The battle over the Epstein files erupted anew on Capitol Hill, where Attorney General Pam Bondi faced sharp accusations that the Justice Department is shielding the names of influential figures linked to the disgraced financier.
In a tense House Judiciary Committee hearing, Representative Thomas Massie accused the department of obscuring key details in its document releases. Waving a printed FBI record, Massie questioned why the name of billionaire businessman Leslie Wexner appeared blacked out in a list referencing potential co-conspirators tied to Epstein’s sex trafficking case.
Bondi countered that Wexner’s name had been disclosed repeatedly in other materials and insisted the redaction in question was corrected within minutes of being flagged. Massie shot back that the revision only came after he publicly exposed it.
The exchange set the tone for a combative session. Lawmakers from both sides voiced frustration over what they described as excessive redactions and withheld material. The Justice Department recently released more than three million additional pages of records, calling it the final installment in a sweeping disclosure effort. Yet critics argue that the edits appear broader than what Congress permitted under a law passed nearly unanimously to ensure transparency.
The department has defended its approach, citing legal privileges and the need to protect victims’ identities. Bondi said over 500 department attorneys worked under tight deadlines to comb through the files. Any accidental disclosure of victim information, she maintained, was unintended. “I have spent my entire career fighting for victims,” she said, pledging continued vigilance.
The hearing unfolded under the watchful eyes of several alleged victims seated in the gallery, adding emotional weight to the proceedings.

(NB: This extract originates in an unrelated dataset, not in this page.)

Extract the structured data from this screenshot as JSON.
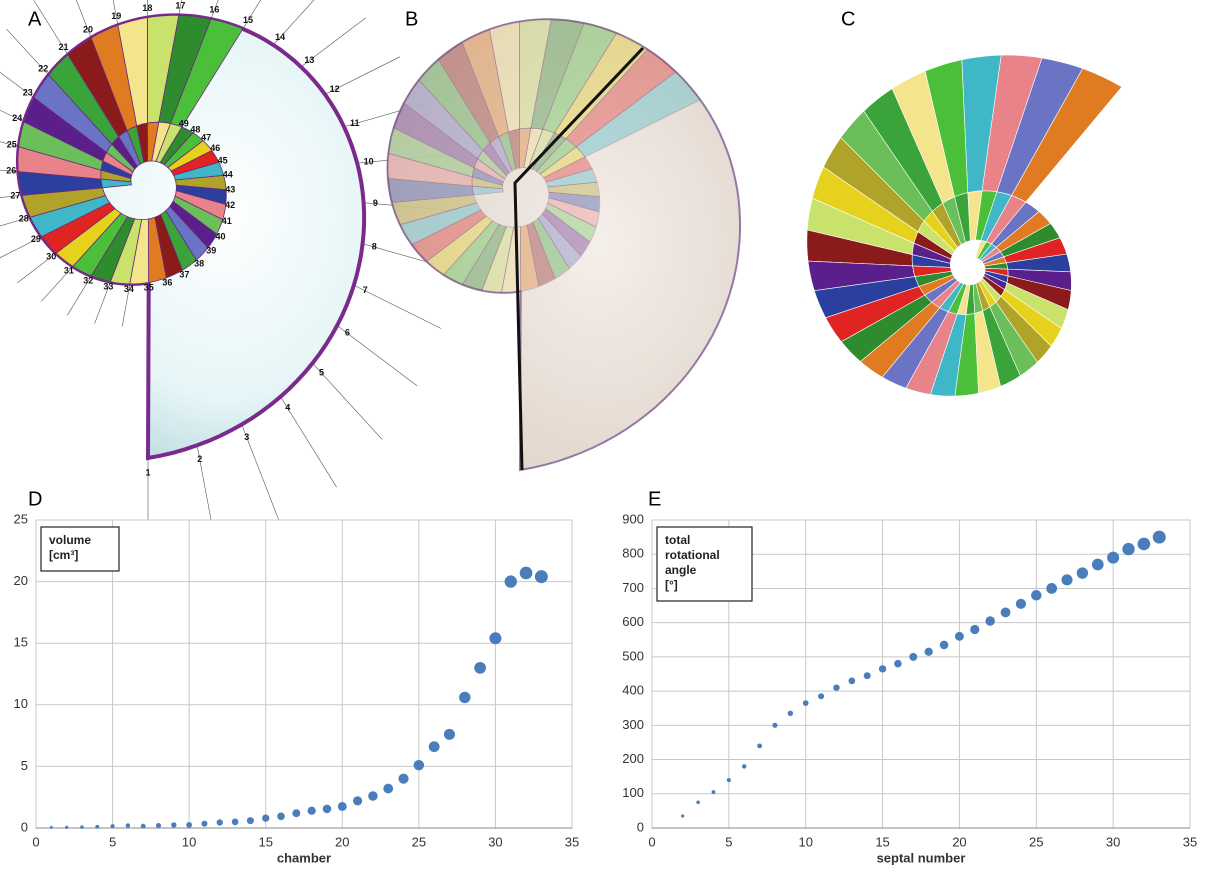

Wexner, the former retail executive who once employed Epstein as a money manager, has long maintained he cut ties with Epstein years before the financier’s final arrest and was unaware of his criminal conduct. He has not been charged with any wrongdoing.
The controversy surrounding the files has lingered throughout Bondi’s tenure. Earlier hesitation by the department to release further records drew backlash from segments of President Donald Trump’s political base and reignited scrutiny over Trump’s past association with Epstein, who died in jail in 2019 while awaiting trial.
Democratic Representative Pramila Jayapal pressed Bondi to apologize for the department’s handling of the rollout, including instances where victims’ names surfaced in released documents. Bondi rejected the demand, questioning why similar criticism had not been directed at the prior administration and dismissing what she called political grandstanding.
Her appearance came amid broader debate over the Justice Department’s independence, as critics argue its recent investigations and prosecutorial decisions have increasingly mirrored the political priorities of the White House.
What was billed as oversight quickly morphed into spectacle — a vivid reminder that even years after Epstein’s death, the paper trail he left behind continues to inflame Washington.